He said he appreciated the challenges associated with introducing change and added that although some workers in the company might want to resist the change that he intended to bring in the company’s operations, he was committed to the cause.
“I will remain focused and work in the best interest of the company and the public at large. The company will not detract from its objective of transforming into a modern public transport operator,” he said.
According to Mr Appiah, the management of the company has crafted a five-year strategic plan, with seven goals, which seeks to retool the company, make it more customer focused and financially sustainable with an improved working environment.
The strategic plan, he said, also stated the measures to be put in place to incorporate safety and risk management in all its processes and provide regular training and a reward scheme for staff.

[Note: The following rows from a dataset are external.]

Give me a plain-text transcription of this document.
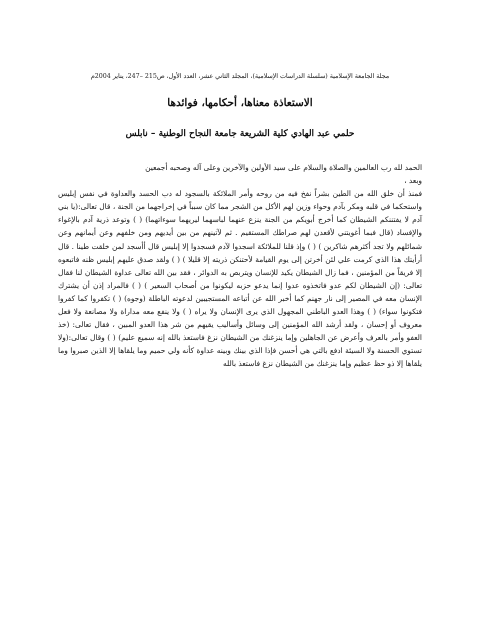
مجلة الجامعة الإسلامية (سلسلة الدراسات الإسلامية)، المجلد الثاني عشر، العدد الأول، ص215 –247، يناير 2004م
الاستعاذة معناها، أحكامها، فوائدها
حلمي عبد الهادي كلية الشريعة جامعة النجاح الوطنية – نابلس

الحمد لله رب العالمين والصلاة والسلام على سيد الأولين والآخرين وعلى آله وصحبه أجمعين

وبعد ،

فمنذ أن خلق الله من الطين بشراً نفخ فيه من روحه وأمر الملائكة بالسجود له دب الحسد والعداوة في نفس إبليس واستحكما في قلبه ومكر بآدم وحواء وزين لهم الأكل من الشجر مما كان سبباً في إخراجهما من الجنة ، قال تعالى:(يا بني آدم لا يفتننكم الشيطان كما أخرج أبويكم من الجنة ينزع عنهما لباسهما ليريهما سوءاتهما) ( ) وتوعد ذرية آدم بالإغواء والإفساد (قال فبما أغويتني لأقعدن لهم صراطك المستقيم . ثم لآتينهم من بين أيديهم ومن خلفهم وعن أيمانهم وعن شمائلهم ولا تجد أكثرهم شاكرين ) ( ) وإذ قلنا للملائكة اسجدوا لآدم فسجدوا إلا إبليس قال أأسجد لمن خلقت طينا . قال أرأيتك هذا الذي كرمت علي لئن أخرتن إلى يوم القيامة لأحتنكن ذريته إلا قليلا ) ( ) ولقد صدق عليهم إبليس ظنه فاتبعوه إلا فريقاً من المؤمنين ، فما زال الشيطان يكيد للإنسان ويتربص به الدوائر ، فقد بين الله تعالى عداوة الشيطان لنا فقال تعالى: (إن الشيطان لكم عدو فاتخذوه عدوا إنما يدعو حزبه ليكونوا من أصحاب السعير ) ( ) فالمراد إذن أن يشترك الإنسان معه في المصير إلى نار جهنم كما أخبر الله عن أتباعه المستجيبين لدعوته الباطلة (وجوه) ( ) تكفروا كما كفروا فتكونوا سواء) ( ) وهذا العدو الباطني المجهول الذي يرى الإنسان ولا يراه ( ) ولا ينفع معه مداراة ولا مصانعة ولا فعل معروف أو إحسان ، ولقد أرشد الله المؤمنين إلى وسائل وأساليب يقيهم من شر هذا العدو المبين ، فقال تعالى: (خذ العفو وأمر بالعرف وأعرض عن الجاهلين وإما ينزغنك من الشيطان نزغ فاستعذ بالله إنه سميع عليم) ( ) وقال تعالى:(ولا تستوي الحسنة ولا السيئة ادفع بالتي هي أحسن فإذا الذي بينك وبينه عداوة كأنه ولي حميم وما يلقاها إلا الذين صبروا وما يلقاها إلا ذو حظ عظيم وإما ينزغنك من الشيطان نزغ فاستعذ بالله
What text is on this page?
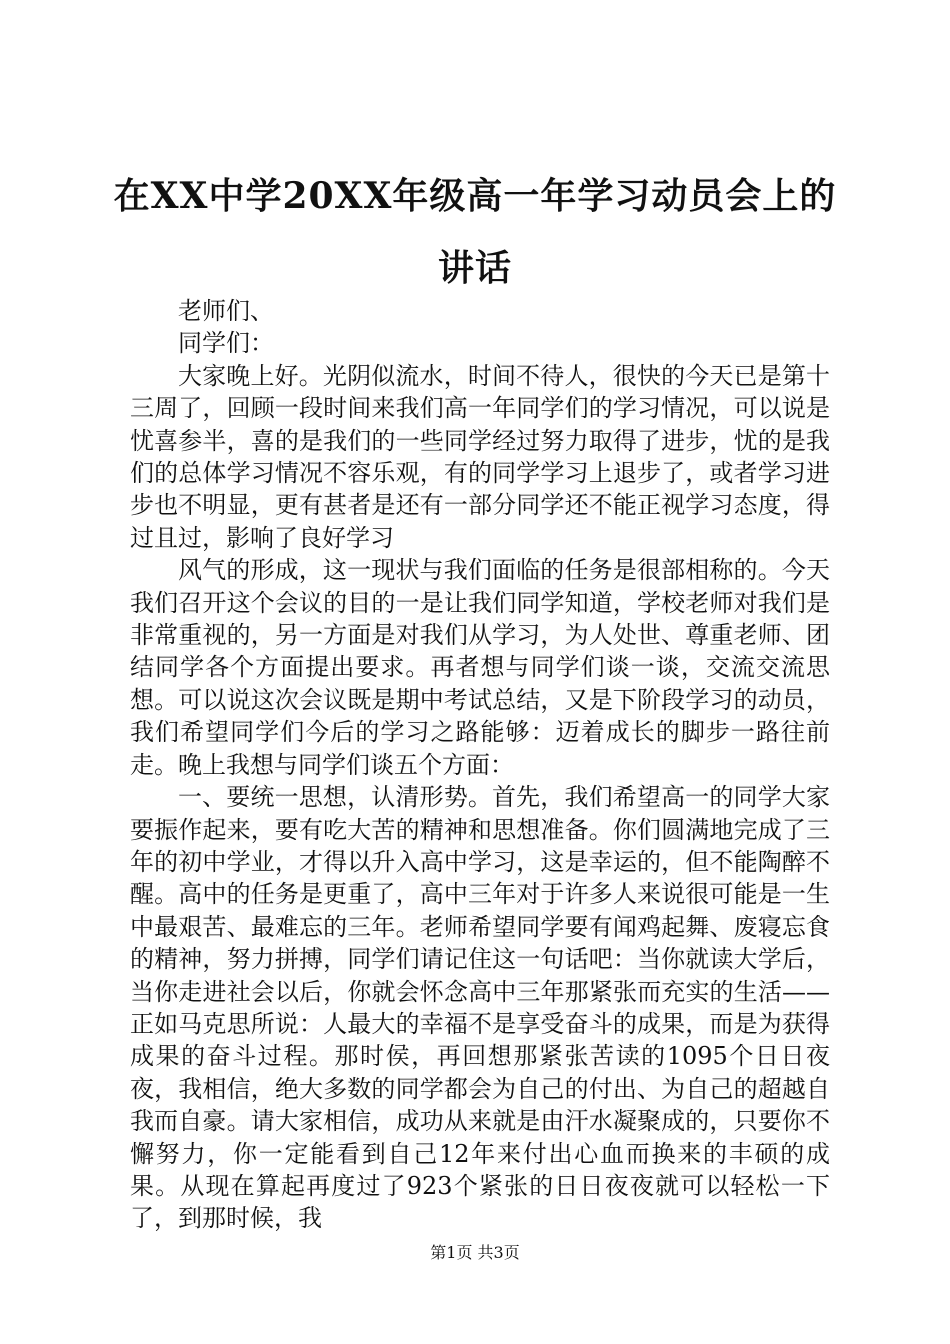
在XX中学20XX年级高一年学习动员会上的讲话

老师们、

同学们：

大家晚上好。光阴似流水，时间不待人，很快的今天已是第十三周了，回顾一段时间来我们高一年同学们的学习情况，可以说是忧喜参半，喜的是我们的一些同学经过努力取得了进步，忧的是我们的总体学习情况不容乐观，有的同学学习上退步了，或者学习进步也不明显，更有甚者是还有一部分同学还不能正视学习态度，得过且过，影响了良好学习

风气的形成，这一现状与我们面临的任务是很部相称的。今天我们召开这个会议的目的一是让我们同学知道，学校老师对我们是非常重视的，另一方面是对我们从学习，为人处世、尊重老师、团结同学各个方面提出要求。再者想与同学们谈一谈，交流交流思想。可以说这次会议既是期中考试总结，又是下阶段学习的动员，我们希望同学们今后的学习之路能够：迈着成长的脚步一路往前走。晚上我想与同学们谈五个方面：

一、要统一思想，认清形势。首先，我们希望高一的同学大家要振作起来，要有吃大苦的精神和思想准备。你们圆满地完成了三年的初中学业，才得以升入高中学习，这是幸运的，但不能陶醉不醒。高中的任务是更重了，高中三年对于许多人来说很可能是一生中最艰苦、最难忘的三年。老师希望同学要有闻鸡起舞、废寝忘食的精神，努力拼搏，同学们请记住这一句话吧：当你就读大学后，当你走进社会以后，你就会怀念高中三年那紧张而充实的生活——正如马克思所说：人最大的幸福不是享受奋斗的成果，而是为获得成果的奋斗过程。那时侯，再回想那紧张苦读的1095个日日夜夜，我相信，绝大多数的同学都会为自己的付出、为自己的超越自我而自豪。请大家相信，成功从来就是由汗水凝聚成的，只要你不懈努力，你一定能看到自己12年来付出心血而换来的丰硕的成果。从现在算起再度过了923个紧张的日日夜夜就可以轻松一下了，到那时候，我

第1页 共3页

The plan would also spell out several projects to make MMT customer friendly, including installing entertainment gadgets at its terminals and equipping frontline staff with good customer service skills, he added.

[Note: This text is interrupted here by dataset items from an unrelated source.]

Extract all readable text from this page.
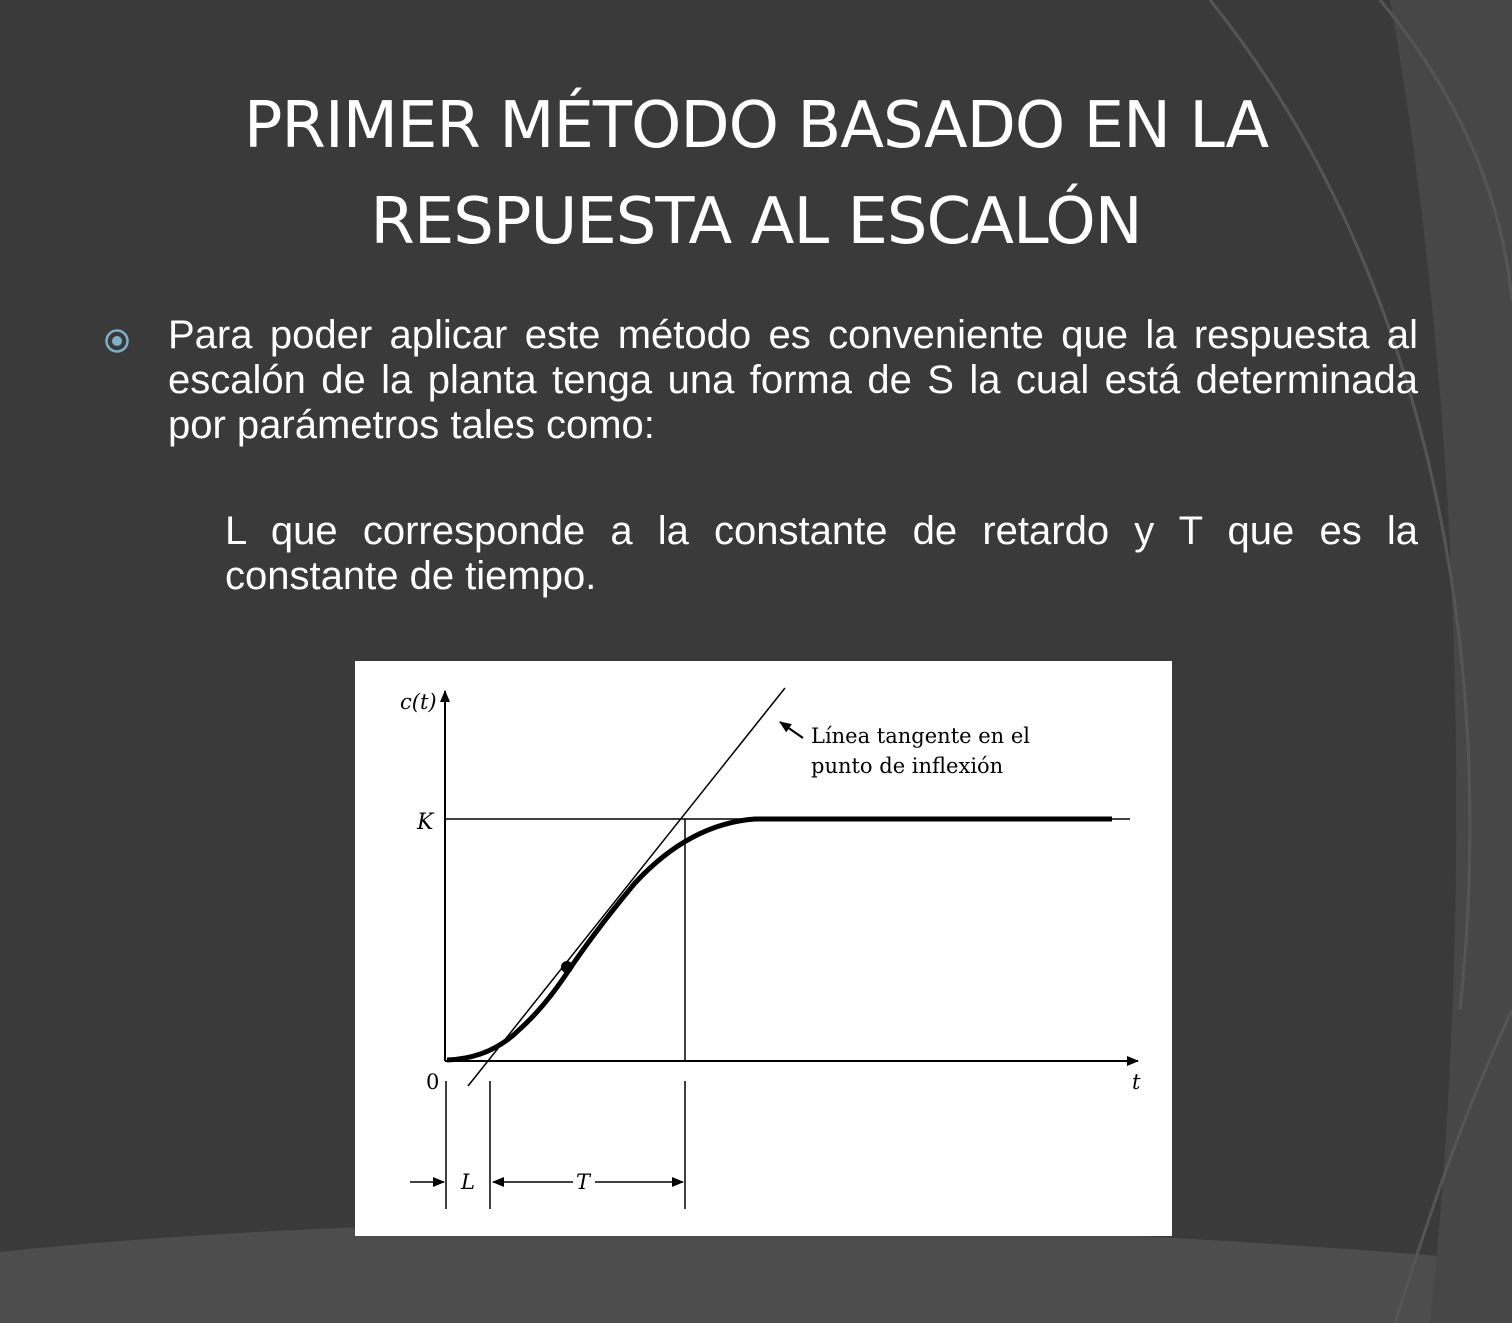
PRIMER MÉTODO BASADO EN LA
RESPUESTA AL ESCALÓN
Para poder aplicar este método es conveniente que la respuesta al escalón de la planta tenga una forma de S la cual está determinada por parámetros tales como:
L que corresponde a la constante de retardo y T que es la constante de tiempo.
c(t)
K
0	t
Línea tangente en el
punto de inflexión
L	T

“The strategic plan also talks about expanding access by increasing our fleet of buses and introducing new routes while reorganising existing routes. The company also intends to diversify its services by adding international routes and specialised services for targeted clients,” he said.
Mr Appiah said another key goal of the MMT was to make itself financially sustainable. In that regard, procurement would be looked at and all revenue leakages blocked.

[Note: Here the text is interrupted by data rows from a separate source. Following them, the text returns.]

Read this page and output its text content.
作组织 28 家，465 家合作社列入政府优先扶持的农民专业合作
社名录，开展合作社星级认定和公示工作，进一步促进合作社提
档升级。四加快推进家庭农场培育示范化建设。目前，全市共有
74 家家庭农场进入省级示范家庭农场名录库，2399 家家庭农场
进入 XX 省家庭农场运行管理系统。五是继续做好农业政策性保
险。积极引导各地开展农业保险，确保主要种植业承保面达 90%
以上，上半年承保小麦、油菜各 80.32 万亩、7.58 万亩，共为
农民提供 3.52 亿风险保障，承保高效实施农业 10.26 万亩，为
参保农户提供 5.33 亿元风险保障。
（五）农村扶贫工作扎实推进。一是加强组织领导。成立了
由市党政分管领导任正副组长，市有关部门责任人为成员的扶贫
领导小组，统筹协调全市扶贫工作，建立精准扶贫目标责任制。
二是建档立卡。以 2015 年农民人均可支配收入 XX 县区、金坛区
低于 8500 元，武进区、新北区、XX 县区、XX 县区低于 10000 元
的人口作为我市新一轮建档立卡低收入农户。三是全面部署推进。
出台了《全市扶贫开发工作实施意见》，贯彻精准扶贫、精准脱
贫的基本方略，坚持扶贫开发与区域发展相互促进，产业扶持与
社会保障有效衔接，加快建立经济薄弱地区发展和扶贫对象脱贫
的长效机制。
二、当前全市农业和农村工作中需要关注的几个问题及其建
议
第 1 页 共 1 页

He said contrary to claims in recent times, the company was not in dire financial straits.
Mr Appiah said the company recorded a 100 per cent growth in its operating profit in 2013 and 80 per cent growth in net profit and was set on the path of profitability.
The company, he said, had been able to achieve that though its fares were 15 to 25 per cent lower than what pertained in the country.
According to him, the company’s terminals were currently being rehabilitated while moves had been initiated to procure new buses, some of which had been specifically built for intra-city services.
He spoke of his determination to transform the company and urged the staff to move in tandem with him.
He said systems were being put in place to reward hard work, as well as expose the bad lots.